View or edit on GitHub
This page is synchronized from doc/Pandas.md. Last modified on 2025-12-09 00:30 CET by Trase Admin.
Please view or edit the original file there; changes should be reflected here after a midnight build (CET time),
or manually triggering it with a GitHub action (link).
Pandas
Here are a few tips to make Pandas more robust and readable!
Always prefer column operations to iterrows and friends
Pandas is exceptionally fast if you do operations on columns.
You also usually find that your code is shorter, more readable, and less prone to ordering bugs if you stick to working on whole columns.
The Series class has a huge range of functions that you can run: check them out!
Avoid NaNs
Missing data in Pandas dataframes, and NaNs in Python generally, are very weird objects.
Their behaviour is often unclear or surprising (see The Weird World of Missing Values in Pandas).
Another example is that NaN is never equal to NaN, except when using pd.merge.
It's best to avoid them!
They can often creep in if you use pd.read_csv: unless you explicitly tell it not to it will try to auto-detect missing values; which is particularly sad for Norway with ISO code "NA"!

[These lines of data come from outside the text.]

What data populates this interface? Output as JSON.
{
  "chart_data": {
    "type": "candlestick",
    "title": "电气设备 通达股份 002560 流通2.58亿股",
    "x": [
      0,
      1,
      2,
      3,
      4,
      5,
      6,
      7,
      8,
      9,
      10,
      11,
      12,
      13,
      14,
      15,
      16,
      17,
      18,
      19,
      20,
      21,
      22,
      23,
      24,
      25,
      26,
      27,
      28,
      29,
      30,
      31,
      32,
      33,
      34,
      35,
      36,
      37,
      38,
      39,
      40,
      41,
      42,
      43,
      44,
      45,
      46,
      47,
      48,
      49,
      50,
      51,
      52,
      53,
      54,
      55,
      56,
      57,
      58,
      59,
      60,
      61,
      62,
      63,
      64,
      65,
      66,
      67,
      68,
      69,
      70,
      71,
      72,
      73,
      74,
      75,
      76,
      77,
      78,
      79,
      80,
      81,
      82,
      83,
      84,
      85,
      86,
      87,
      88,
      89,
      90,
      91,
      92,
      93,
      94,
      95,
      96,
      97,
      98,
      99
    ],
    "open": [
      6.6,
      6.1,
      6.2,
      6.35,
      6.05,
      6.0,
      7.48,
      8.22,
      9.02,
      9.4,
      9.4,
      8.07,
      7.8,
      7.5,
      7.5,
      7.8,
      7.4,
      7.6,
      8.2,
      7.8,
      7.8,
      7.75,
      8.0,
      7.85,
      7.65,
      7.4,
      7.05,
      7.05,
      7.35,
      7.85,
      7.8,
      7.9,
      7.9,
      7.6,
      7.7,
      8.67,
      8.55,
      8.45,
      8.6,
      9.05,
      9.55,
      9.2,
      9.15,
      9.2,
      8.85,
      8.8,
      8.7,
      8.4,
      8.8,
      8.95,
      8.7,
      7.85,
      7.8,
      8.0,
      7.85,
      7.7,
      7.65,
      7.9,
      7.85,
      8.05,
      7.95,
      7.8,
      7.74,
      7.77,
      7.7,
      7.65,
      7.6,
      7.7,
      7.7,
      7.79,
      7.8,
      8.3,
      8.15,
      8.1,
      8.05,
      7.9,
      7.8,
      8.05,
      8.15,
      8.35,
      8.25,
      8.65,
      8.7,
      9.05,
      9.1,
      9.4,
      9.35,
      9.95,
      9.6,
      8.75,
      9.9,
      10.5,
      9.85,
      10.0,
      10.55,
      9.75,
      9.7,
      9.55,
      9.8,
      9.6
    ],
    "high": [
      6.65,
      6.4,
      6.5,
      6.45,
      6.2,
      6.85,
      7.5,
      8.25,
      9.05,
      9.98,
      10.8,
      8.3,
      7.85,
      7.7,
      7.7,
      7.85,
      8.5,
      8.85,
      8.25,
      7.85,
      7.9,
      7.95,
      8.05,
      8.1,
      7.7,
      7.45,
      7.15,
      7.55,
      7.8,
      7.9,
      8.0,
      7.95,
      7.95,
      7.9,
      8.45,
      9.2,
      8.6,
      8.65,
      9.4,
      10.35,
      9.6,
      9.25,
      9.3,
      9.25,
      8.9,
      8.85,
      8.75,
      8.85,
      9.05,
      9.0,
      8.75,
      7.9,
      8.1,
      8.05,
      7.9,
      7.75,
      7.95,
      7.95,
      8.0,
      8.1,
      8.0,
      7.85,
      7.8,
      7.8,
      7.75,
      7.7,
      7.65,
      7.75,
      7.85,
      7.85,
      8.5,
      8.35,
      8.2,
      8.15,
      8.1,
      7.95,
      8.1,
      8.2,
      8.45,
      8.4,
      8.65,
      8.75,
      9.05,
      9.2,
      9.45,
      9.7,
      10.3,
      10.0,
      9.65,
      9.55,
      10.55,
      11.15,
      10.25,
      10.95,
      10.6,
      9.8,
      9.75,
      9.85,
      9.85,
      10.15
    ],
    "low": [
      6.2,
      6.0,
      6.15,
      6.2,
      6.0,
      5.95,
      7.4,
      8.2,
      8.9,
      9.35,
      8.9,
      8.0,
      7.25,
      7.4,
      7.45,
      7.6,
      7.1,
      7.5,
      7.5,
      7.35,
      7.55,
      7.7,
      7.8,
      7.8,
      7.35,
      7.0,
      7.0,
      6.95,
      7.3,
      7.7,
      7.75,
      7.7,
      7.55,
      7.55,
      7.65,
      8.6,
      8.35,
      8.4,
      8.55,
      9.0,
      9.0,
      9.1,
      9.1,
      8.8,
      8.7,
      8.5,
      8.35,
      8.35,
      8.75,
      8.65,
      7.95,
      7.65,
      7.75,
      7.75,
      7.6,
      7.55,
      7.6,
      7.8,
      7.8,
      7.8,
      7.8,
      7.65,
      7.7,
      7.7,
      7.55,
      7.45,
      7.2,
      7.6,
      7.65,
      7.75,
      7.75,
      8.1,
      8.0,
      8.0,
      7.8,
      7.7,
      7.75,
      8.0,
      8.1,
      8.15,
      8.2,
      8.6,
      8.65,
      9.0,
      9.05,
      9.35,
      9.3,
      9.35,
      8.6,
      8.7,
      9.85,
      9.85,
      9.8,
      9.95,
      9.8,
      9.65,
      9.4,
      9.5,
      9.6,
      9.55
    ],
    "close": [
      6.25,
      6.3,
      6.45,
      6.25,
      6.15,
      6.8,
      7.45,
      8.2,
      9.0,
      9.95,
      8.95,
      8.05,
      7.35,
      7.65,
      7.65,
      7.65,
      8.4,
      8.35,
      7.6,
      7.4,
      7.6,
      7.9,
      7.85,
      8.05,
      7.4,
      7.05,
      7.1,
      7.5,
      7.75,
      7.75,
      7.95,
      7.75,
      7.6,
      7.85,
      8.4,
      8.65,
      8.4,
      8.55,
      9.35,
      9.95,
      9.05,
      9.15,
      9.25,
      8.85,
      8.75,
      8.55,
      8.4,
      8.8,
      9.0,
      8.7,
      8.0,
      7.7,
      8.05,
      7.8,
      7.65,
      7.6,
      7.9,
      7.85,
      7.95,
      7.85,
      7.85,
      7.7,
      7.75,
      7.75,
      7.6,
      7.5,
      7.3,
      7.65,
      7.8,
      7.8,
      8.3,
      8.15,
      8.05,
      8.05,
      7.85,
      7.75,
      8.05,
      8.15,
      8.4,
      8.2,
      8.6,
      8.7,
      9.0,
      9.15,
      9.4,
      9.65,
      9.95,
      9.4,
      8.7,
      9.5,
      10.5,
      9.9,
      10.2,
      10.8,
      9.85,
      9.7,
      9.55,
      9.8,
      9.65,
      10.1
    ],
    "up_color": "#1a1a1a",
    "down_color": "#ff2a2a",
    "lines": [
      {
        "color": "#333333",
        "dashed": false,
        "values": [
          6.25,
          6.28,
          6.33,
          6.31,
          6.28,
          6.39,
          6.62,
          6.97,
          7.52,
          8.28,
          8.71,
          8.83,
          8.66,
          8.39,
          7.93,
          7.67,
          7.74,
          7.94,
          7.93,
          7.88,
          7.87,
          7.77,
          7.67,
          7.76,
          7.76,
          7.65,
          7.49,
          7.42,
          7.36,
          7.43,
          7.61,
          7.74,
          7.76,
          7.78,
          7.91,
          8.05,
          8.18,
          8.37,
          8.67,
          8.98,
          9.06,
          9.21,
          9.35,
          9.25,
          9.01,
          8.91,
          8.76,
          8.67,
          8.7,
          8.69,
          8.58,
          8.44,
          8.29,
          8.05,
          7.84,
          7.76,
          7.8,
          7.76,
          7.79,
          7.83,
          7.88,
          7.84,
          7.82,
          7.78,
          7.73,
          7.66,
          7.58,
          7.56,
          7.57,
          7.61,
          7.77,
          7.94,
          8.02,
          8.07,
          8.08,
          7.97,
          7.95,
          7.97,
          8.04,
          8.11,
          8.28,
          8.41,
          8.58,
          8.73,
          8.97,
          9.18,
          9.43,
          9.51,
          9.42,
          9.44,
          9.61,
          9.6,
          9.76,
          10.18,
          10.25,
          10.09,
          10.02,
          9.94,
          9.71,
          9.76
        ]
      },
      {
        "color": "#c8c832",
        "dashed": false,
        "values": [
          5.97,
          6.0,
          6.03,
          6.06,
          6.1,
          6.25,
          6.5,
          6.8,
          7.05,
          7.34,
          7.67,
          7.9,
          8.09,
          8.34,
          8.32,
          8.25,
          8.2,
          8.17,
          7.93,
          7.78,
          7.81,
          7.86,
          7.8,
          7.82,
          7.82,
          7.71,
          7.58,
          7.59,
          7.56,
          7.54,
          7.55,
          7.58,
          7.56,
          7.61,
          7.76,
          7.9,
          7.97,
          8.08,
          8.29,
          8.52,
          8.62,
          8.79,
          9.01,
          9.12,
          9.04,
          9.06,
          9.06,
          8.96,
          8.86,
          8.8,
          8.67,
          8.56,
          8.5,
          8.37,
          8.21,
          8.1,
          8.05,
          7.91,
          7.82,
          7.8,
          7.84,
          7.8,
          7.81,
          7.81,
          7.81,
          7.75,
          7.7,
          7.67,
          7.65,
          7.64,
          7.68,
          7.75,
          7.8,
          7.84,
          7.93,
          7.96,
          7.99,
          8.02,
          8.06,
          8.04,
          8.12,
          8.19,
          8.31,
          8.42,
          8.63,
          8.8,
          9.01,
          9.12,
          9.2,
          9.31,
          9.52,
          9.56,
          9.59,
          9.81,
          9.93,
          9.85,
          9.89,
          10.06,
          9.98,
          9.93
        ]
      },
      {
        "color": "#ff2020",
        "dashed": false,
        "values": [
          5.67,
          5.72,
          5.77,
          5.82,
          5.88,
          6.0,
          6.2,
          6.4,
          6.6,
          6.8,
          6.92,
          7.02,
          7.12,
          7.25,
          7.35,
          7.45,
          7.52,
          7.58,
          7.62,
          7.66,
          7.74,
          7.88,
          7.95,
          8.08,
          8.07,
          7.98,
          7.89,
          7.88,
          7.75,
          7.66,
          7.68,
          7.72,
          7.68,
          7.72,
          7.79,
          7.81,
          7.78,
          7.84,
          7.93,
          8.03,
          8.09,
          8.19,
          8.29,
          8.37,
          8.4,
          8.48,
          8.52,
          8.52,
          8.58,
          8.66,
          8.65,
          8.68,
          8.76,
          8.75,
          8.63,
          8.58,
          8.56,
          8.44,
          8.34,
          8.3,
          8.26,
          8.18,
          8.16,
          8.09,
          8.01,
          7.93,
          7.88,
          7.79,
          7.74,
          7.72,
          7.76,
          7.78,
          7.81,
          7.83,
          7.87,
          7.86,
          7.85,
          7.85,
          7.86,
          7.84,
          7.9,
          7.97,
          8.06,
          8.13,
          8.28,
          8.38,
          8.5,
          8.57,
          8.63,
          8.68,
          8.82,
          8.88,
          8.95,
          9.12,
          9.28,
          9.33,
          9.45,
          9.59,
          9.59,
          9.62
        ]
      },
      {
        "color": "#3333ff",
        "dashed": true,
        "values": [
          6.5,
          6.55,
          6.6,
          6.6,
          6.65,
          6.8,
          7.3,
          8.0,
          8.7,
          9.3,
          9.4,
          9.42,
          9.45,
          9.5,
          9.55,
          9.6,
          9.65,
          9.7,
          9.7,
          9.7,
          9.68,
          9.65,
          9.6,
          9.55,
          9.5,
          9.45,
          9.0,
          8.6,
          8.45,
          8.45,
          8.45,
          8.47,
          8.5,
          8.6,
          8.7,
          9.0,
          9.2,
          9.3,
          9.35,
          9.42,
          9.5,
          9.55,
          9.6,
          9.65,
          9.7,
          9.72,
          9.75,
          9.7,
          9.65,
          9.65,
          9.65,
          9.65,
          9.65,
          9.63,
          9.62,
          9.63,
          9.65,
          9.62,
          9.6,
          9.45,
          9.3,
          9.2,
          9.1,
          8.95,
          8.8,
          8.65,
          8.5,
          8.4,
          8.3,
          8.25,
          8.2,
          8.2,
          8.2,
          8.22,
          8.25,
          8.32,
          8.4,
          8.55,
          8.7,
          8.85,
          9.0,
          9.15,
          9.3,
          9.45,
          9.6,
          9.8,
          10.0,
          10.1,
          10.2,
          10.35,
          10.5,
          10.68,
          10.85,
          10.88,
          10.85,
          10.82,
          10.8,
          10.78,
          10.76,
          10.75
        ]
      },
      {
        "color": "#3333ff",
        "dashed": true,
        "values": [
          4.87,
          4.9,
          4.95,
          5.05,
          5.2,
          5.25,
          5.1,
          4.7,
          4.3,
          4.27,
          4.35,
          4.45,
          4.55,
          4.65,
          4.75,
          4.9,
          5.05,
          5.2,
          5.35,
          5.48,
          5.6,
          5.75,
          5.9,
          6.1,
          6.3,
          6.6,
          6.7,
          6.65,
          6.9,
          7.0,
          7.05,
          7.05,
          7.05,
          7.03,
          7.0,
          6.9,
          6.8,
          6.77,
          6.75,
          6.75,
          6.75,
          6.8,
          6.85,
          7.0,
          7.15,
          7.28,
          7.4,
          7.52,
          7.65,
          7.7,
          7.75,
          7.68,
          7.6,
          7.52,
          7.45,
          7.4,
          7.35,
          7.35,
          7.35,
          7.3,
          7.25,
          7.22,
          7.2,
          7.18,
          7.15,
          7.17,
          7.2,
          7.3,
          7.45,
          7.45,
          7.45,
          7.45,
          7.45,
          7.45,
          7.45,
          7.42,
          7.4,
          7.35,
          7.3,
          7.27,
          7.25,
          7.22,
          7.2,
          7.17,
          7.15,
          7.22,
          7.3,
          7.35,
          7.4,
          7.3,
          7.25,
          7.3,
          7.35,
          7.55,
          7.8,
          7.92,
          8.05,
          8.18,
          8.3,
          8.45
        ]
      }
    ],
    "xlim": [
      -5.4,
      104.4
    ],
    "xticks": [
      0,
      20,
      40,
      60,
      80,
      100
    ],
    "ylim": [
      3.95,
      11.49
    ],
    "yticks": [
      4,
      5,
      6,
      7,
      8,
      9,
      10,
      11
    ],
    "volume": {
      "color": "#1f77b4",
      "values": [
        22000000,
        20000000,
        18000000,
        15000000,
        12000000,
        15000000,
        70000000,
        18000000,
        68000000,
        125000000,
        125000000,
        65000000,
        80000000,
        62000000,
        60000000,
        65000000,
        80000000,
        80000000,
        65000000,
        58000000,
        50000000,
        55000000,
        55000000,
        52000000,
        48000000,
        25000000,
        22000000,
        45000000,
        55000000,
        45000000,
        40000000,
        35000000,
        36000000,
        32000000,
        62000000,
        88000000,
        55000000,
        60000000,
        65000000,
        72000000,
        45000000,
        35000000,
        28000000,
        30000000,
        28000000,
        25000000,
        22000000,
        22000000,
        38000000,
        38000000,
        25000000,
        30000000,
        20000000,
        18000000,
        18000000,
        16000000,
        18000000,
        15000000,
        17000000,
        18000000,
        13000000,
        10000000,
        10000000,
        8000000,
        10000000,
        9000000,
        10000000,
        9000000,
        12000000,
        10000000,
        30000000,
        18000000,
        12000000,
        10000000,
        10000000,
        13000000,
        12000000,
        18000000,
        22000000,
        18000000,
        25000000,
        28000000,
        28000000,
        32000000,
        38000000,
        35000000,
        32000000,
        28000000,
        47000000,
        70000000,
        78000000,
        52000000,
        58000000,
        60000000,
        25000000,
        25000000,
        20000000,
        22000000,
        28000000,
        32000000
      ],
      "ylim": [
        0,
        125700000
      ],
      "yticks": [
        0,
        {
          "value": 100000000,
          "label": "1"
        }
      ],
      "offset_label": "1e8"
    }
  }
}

Always pass keep_default_na=False in to this function.
Avoid auto-detection
It is generally better to be explicit than try to infer behaviour from the data. This is more robust to errors and easier to read. That means:
- Do not auto-detect encodings in code: instead pass it in explicitly e.g.
pd.read_csv(encoding=latin-1, ...) - Do not auto-detect CSV separators: pass it in explicitly e.g.
pd.read_csv(sep=",", ...) - Do not auto-detect missing values: handle these cases in your code explicitly
- Do not auto-detect types: cast explicitly to the types are you are expecting
- Explicitly select the columns you are expecting rather than just reading them all in, e.g.
pd.read_csv(usecols=["country"], ...)
If you use pd.read_csv or similar, always stick to these defaults:
df = pd.read_csv(filename, sep=";", dtype=str, encoding="latin-1", keep_default_na=False, usecols=["exporter", "vol"])
df = df[df["exporter"] != "NA"].copy()
df = df.astype({"vol": int})
Also see our documentation on CSV Files in Trase.
Learn to use groupby and merge
They will make your code a lot faster and readable!